Für den Geltungsbereich des Bebauungsplans 11-153 gibt es bislang keine verbindlichen bauordnungsrechtlichen Vorschriften oder Festsetzungen im Sinne des § 30 BauGB. Der gesamte Bereich ist als Außenbereich gemäß § 35 BauGB einzustufen. Hiernach wären auf der Fläche nur die in § 35 Absatz 1 BauGB aufgeführten privilegierten Vorhaben zulässig, wozu auch die Kleingartennutzung zählt.

 

  1. Flächennutzungsplan (FNP)

 

Der FNP Berlin in der Fassung der Neubekanntmachung vom 5. Januar 2015 (ABl. S. 31), zuletzt geändert am 9. Juni 2016 (ABl. S. 1362), stellt das Plangebiet als Grünfläche mit der Zweckbestimmung „Kleingarten“ dar.

 

  1. Bereichsentwicklungsplanung (BEP)

 

Die BEP Alt-Lichtenberg (Stand: Juli 2004, aktualisiert im Mai 2005) stellt die Flächen des Plangebiets als Grünfläche mit der Zweckbestimmung „Dauerkleingarten“ dar.

 

  1. Kleingartenentwicklungsplanung

 

Die KGA „Seegelände“ ist im Kleingartenentwicklungsplan Berlin (Stand 2010) als ungesicherte Einrichtung mit der Sicherungsstufe Ib gekennzeichnet.
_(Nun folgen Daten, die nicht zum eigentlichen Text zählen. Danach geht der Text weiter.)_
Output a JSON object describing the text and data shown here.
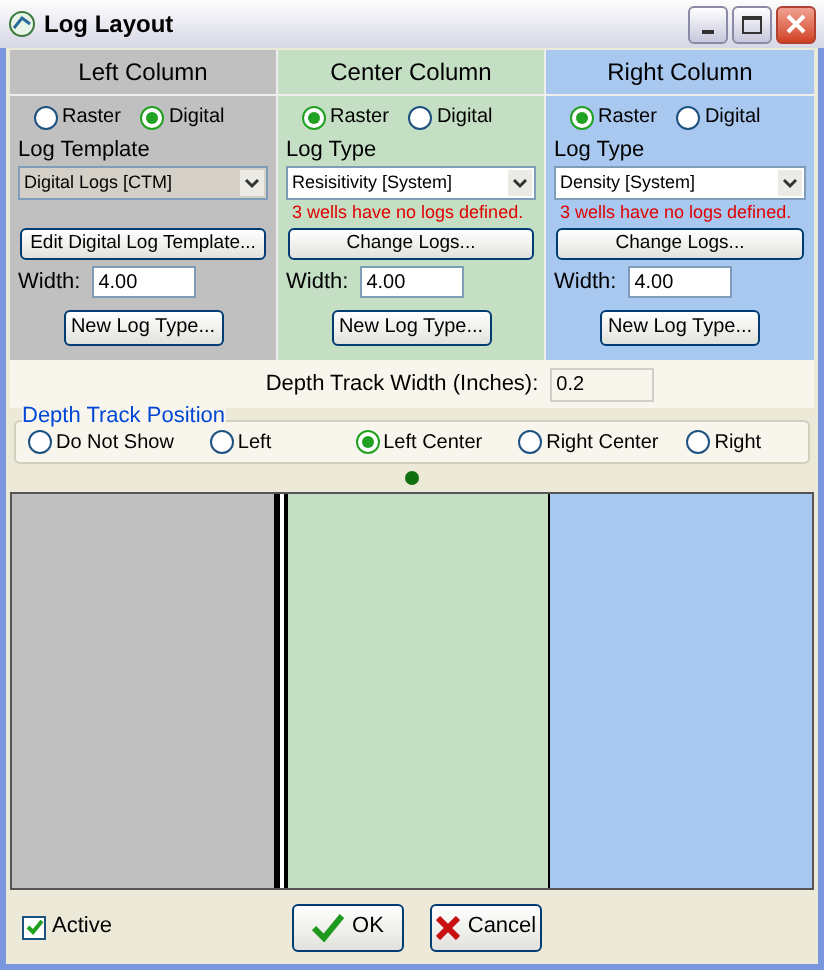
{
  "window": {
    "title": "Log Layout"
  },
  "columns": [
    {
      "header": "Left Column",
      "color": "#c0c0c0",
      "modes": [
        {
          "label": "Raster",
          "selected": false
        },
        {
          "label": "Digital",
          "selected": true
        }
      ],
      "field_label": "Log Template",
      "dropdown": "Digital Logs [CTM]",
      "dropdown_disabled": true,
      "button": "Edit Digital Log Template...",
      "width_label": "Width:",
      "width_value": "4.00",
      "new_button": "New Log Type..."
    },
    {
      "header": "Center Column",
      "color": "#c4dfc4",
      "modes": [
        {
          "label": "Raster",
          "selected": true
        },
        {
          "label": "Digital",
          "selected": false
        }
      ],
      "field_label": "Log Type",
      "dropdown": "Resisitivity [System]",
      "dropdown_disabled": false,
      "warning": "3 wells have no logs defined.",
      "button": "Change Logs...",
      "width_label": "Width:",
      "width_value": "4.00",
      "new_button": "New Log Type..."
    },
    {
      "header": "Right Column",
      "color": "#a8c8f0",
      "modes": [
        {
          "label": "Raster",
          "selected": true
        },
        {
          "label": "Digital",
          "selected": false
        }
      ],
      "field_label": "Log Type",
      "dropdown": "Density [System]",
      "dropdown_disabled": false,
      "warning": "3 wells have no logs defined.",
      "button": "Change Logs...",
      "width_label": "Width:",
      "width_value": "4.00",
      "new_button": "New Log Type..."
    }
  ],
  "depth_track_width": {
    "label": "Depth Track Width (Inches):",
    "value": "0.2"
  },
  "depth_track_position": {
    "title": "Depth Track Position",
    "options": [
      {
        "label": "Do Not Show",
        "selected": false
      },
      {
        "label": "Left",
        "selected": false
      },
      {
        "label": "Left Center",
        "selected": true
      },
      {
        "label": "Right Center",
        "selected": false
      },
      {
        "label": "Right",
        "selected": false
      }
    ]
  },
  "active": {
    "label": "Active",
    "checked": true
  },
  "buttons": [
    {
      "kind": "ok",
      "label": "OK"
    },
    {
      "kind": "cancel",
      "label": "Cancel"
    }
  ]
}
In der Legende und im Bericht wird zur Sicherungsstufe Ib dargelegt, dass es sich hierbei um Anlagen handelt, die sich auf Flächen der Deutschen Bahn AG befinden und an die Eisenbahn-Landwirtschaft verpachtet sind.

 

Von Seiten der Gemeinsamen Landesplanungsabteilung wurden im Rahmen der Mitteilung der Planungsabsicht keine Bedenken gegen die beabsichtigte Aufstellung des Bebauungsplans geäußert.

 

Die Senatsverwaltung für Stadtentwicklung und Wohnen äußerte grundsätzliche Bedenken gegen die Absicht, den Bebauungsplan 11-153 aufzustellen. Die Entwickelbarkeit aus den Darstellungen des FNP ist für den östlichen Bereich des Bebauungsplans 11-153, der im FNP als Bahnfläche dargestellt wird, derzeit nicht abschließend prüfbar. Der Bebauungsplan ist nur dann aus dem FNP entwickelbar, wenn keine Festsetzungen getroffen werden, die die verkehrlichen Belange des Bahnbetriebes beeinträchtigen.

 

Darüber hinaus äußert Senatsverwaltung für Stadtentwicklung und Wohnen, dass dringende Gesamtinteressen Berlins berührt werden. Östlich des Geltungsbereiches des Bebauungsplanes ist eine übergeordnete Straßenverbindung geplant (Tangentialverbindung Ost – TVO). Der endgültige Trassenverlauf steht noch nicht fest. Da es auch eine westliche Trassenvariante gibt, die möglicherweise den Geltungsbereich des Bebauungsplanes berührt, sind überbezirkliche Verkehrsplanungen berührt, deren Beeinträchtigung zum derzeitigen Planungsstand nicht abschließend prüfbar ist. Es ist ferner zu beachten, dass im Bebauungsplan keine Festsetzungen getroffen werden, die der späteren Realisierung ggf. der westlichen Trassenvariante der geplanten übergeordneten Hauptverkehrsstraße entgegenstehen.